Number of binary operation on a set of 2 elements is 2^(2*2)=16
.
Number of associative binary operation on that set is only 8.
Number of binary operation on a set of 3 elements is 3^(3*3)=19683.
Number of associative binary operation on that set is only 113.
How to know how many associative binary operations there are on a set of n elements?
Also in order to get all this 113 operations and write into file, it is necessary to write a program.
if I will try to get all 19683 operations and then check it`s associative property "a*(bc)==(ab)*c" for all 19683 operations, this will work but this should take a long time for n=4 elements!

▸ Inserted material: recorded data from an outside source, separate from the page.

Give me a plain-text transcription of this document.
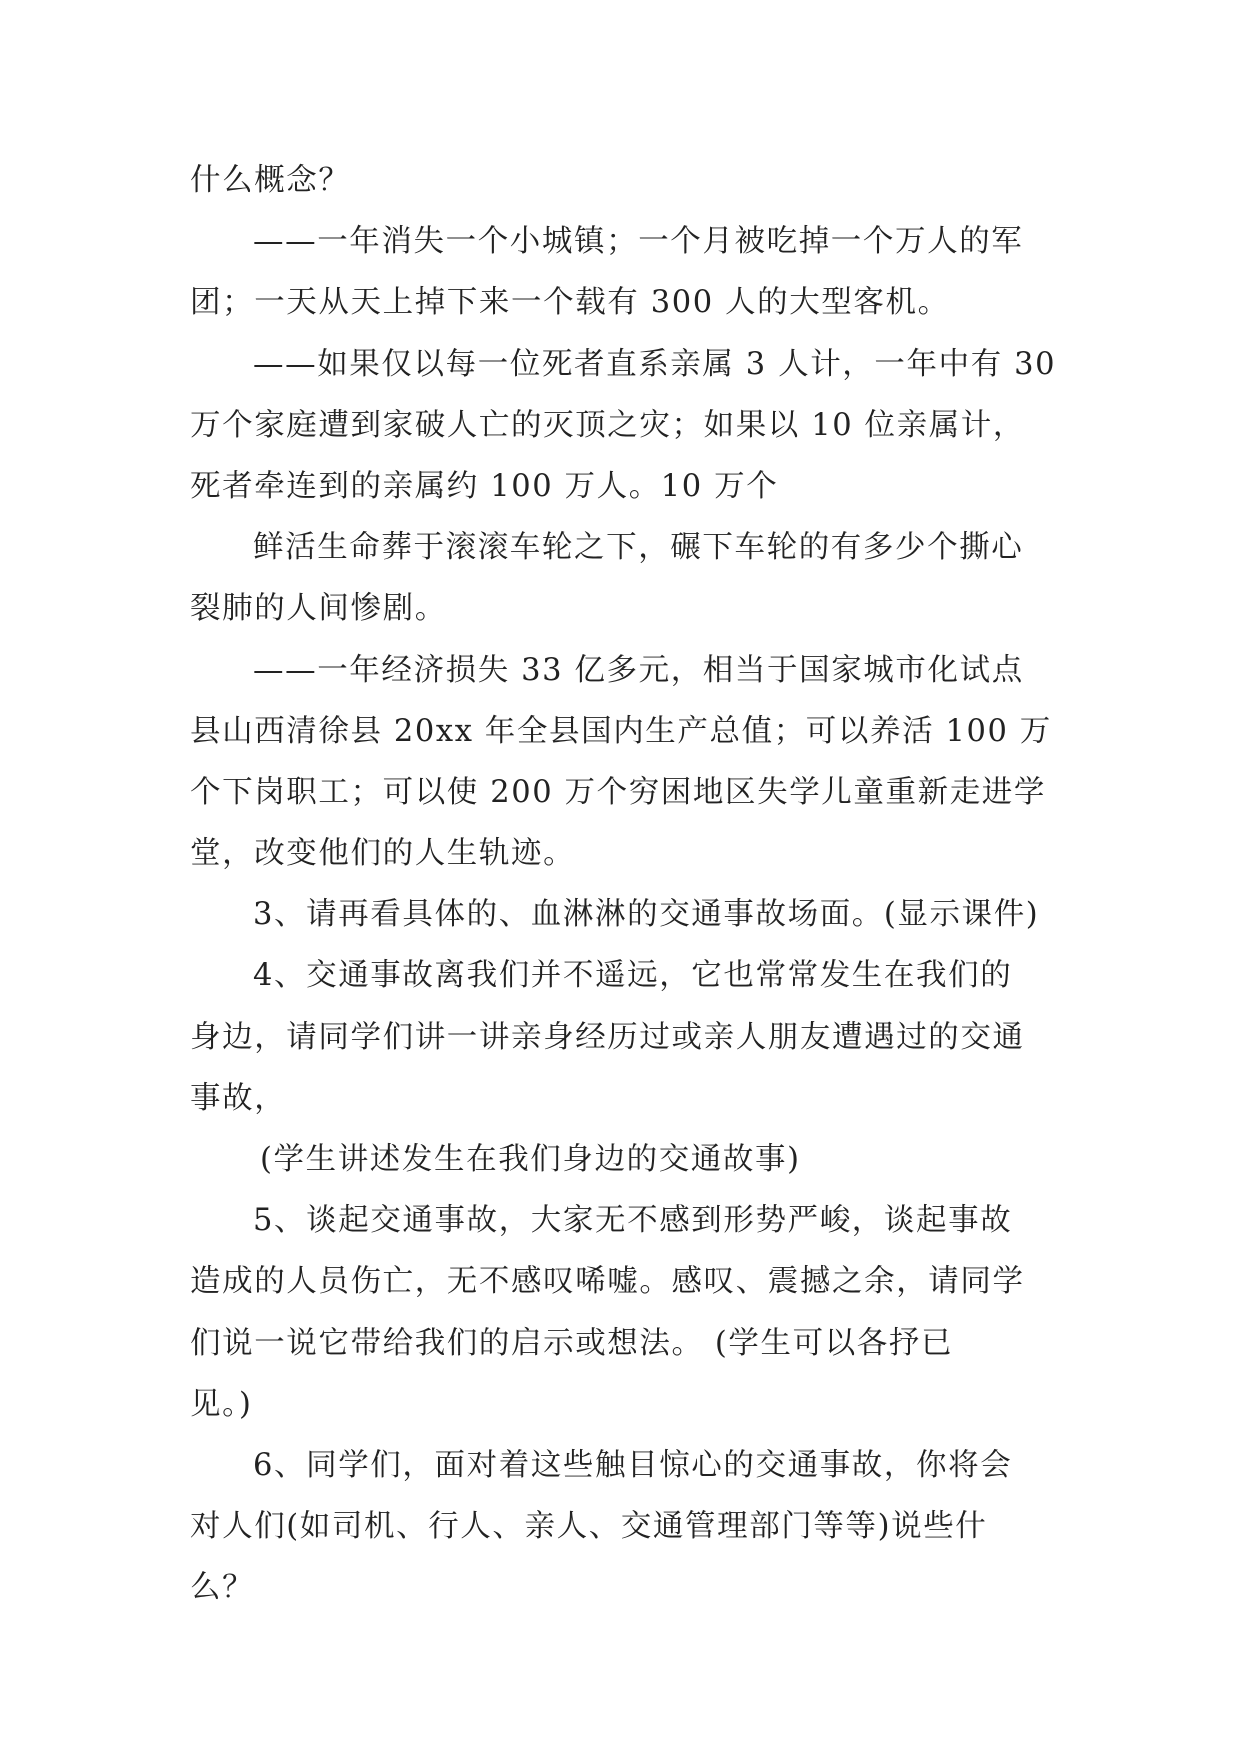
什么概念？
——一年消失一个小城镇；一个月被吃掉一个万人的军
团；一天从天上掉下来一个载有 300 人的大型客机。
——如果仅以每一位死者直系亲属 3 人计，一年中有 30
万个家庭遭到家破人亡的灭顶之灾；如果以 10 位亲属计，
死者牵连到的亲属约 100 万人。10 万个
鲜活生命葬于滚滚车轮之下，碾下车轮的有多少个撕心
裂肺的人间惨剧。
——一年经济损失 33 亿多元，相当于国家城市化试点
县山西清徐县 20xx 年全县国内生产总值；可以养活 100 万
个下岗职工；可以使 200 万个穷困地区失学儿童重新走进学
堂，改变他们的人生轨迹。
3、请再看具体的、血淋淋的交通事故场面。(显示课件)
4、交通事故离我们并不遥远，它也常常发生在我们的
身边，请同学们讲一讲亲身经历过或亲人朋友遭遇过的交通
事故，
(学生讲述发生在我们身边的交通故事)
5、谈起交通事故，大家无不感到形势严峻，谈起事故
造成的人员伤亡，无不感叹唏嘘。感叹、震撼之余，请同学
们说一说它带给我们的启示或想法。 (学生可以各抒已
见。)
6、同学们，面对着这些触目惊心的交通事故，你将会
对人们(如司机、行人、亲人、交通管理部门等等)说些什
么？
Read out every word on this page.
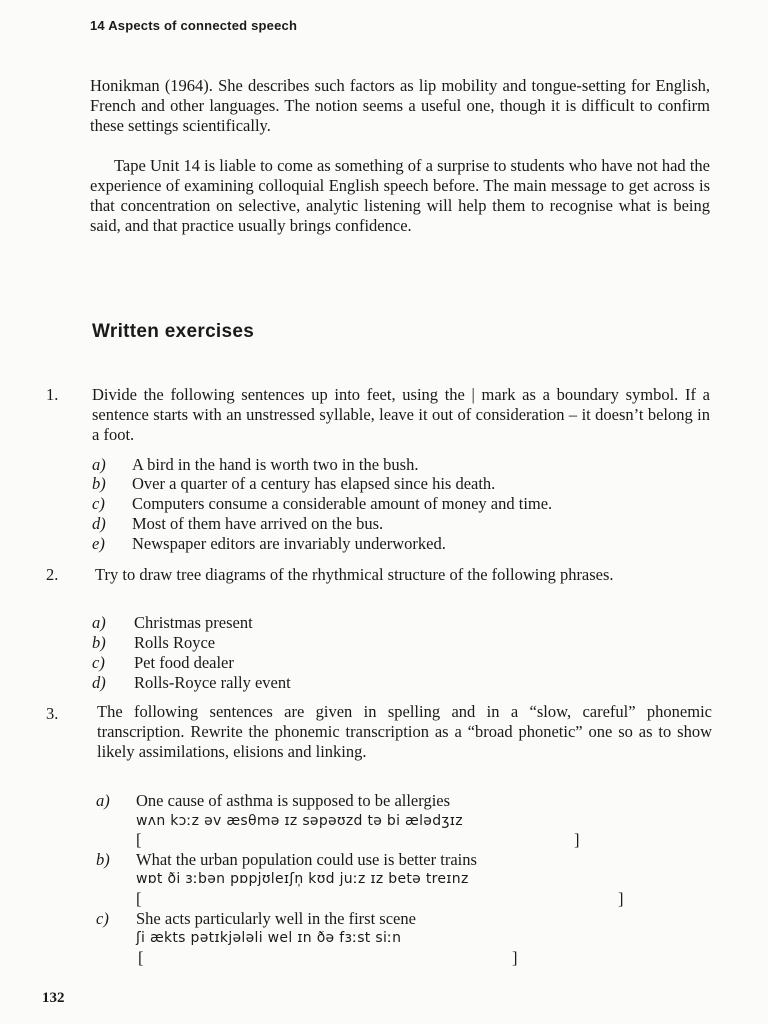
14 Aspects of connected speech
Honikman (1964). She describes such factors as lip mobility and tongue-setting for English, French and other languages. The notion seems a useful one, though it is difficult to confirm these settings scientifically.
Tape Unit 14 is liable to come as something of a surprise to students who have not had the experience of examining colloquial English speech before. The main message to get across is that concentration on selective, analytic listening will help them to recognise what is being said, and that practice usually brings confidence.
Written exercises
1. Divide the following sentences up into feet, using the | mark as a boundary symbol. If a sentence starts with an unstressed syllable, leave it out of consideration – it doesn’t belong in a foot.
a) A bird in the hand is worth two in the bush.
b) Over a quarter of a century has elapsed since his death.
c) Computers consume a considerable amount of money and time.
d) Most of them have arrived on the bus.
e) Newspaper editors are invariably underworked.
2. Try to draw tree diagrams of the rhythmical structure of the following phrases.
a) Christmas present
b) Rolls Royce
c) Pet food dealer
d) Rolls-Royce rally event
3. The following sentences are given in spelling and in a “slow, careful” phonemic transcription. Rewrite the phonemic transcription as a “broad phonetic” one so as to show likely assimilations, elisions and linking.
a) One cause of asthma is supposed to be allergies
wʌn kɔːz əv æsθmə ɪz səpəʊzd tə bi ælədʒɪz
[	]
b) What the urban population could use is better trains
wɒt ði ɜːbən pɒpjʊleɪʃn̩ kʊd juːz ɪz betə treɪnz
[	]
c) She acts particularly well in the first scene
ʃi ækts pətɪkjələli wel ɪn ðə fɜːst siːn
[	]
132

How to write an efficient algorithm to solve this task?
Please help me!
More than devising your own algorithm, this is a task for a mathematical model finder. For this task, I'd particularly recommend mace4
, which part of the LADR library. It is specifically tuned to algebraic problems like this. The input (let's name it semigroups.in
) would look like:
formulas(sos).
(x * y) * z = x * (y * z).
end_of_list.
And then running it by mace4 -n 4 -N 4 -m 10000 <semigroup.in
(find all 4-element models and print up to 10000 of them) produces a long output like
...
============================== MODEL =================================
interpretation( 4, [number=2331, seconds=0], [
function(*(_,_), [
1, 2, 3, 3,
2, 3, 3, 3,
3, 3, 3, 3,
3, 3, 3, 3 ])
]).
============================== end of model ==========================
============================== STATISTICS ============================
For domain size 4.
Current CPU time: 0.00 seconds (total CPU time: 0.11 seconds).
Ground clauses: seen=64, kept=64.
Selections=2132, assignments=8520, propagations=6194, current_models=2331.
Rewrite_terms=210696, rewrite_bools=65151, indexes=11452.
Rules_from_neg_clauses=586, cross_offs=3767.
============================== end of statistics =====================
User_CPU=0.11, System_CPU=0.26, Wall_clock=0.
Exiting with 2331 models.
As you can see, it is very fast.
The library contains many other tools, such as isofilter
that allows you to filter isomorphic variants of an algebra etc.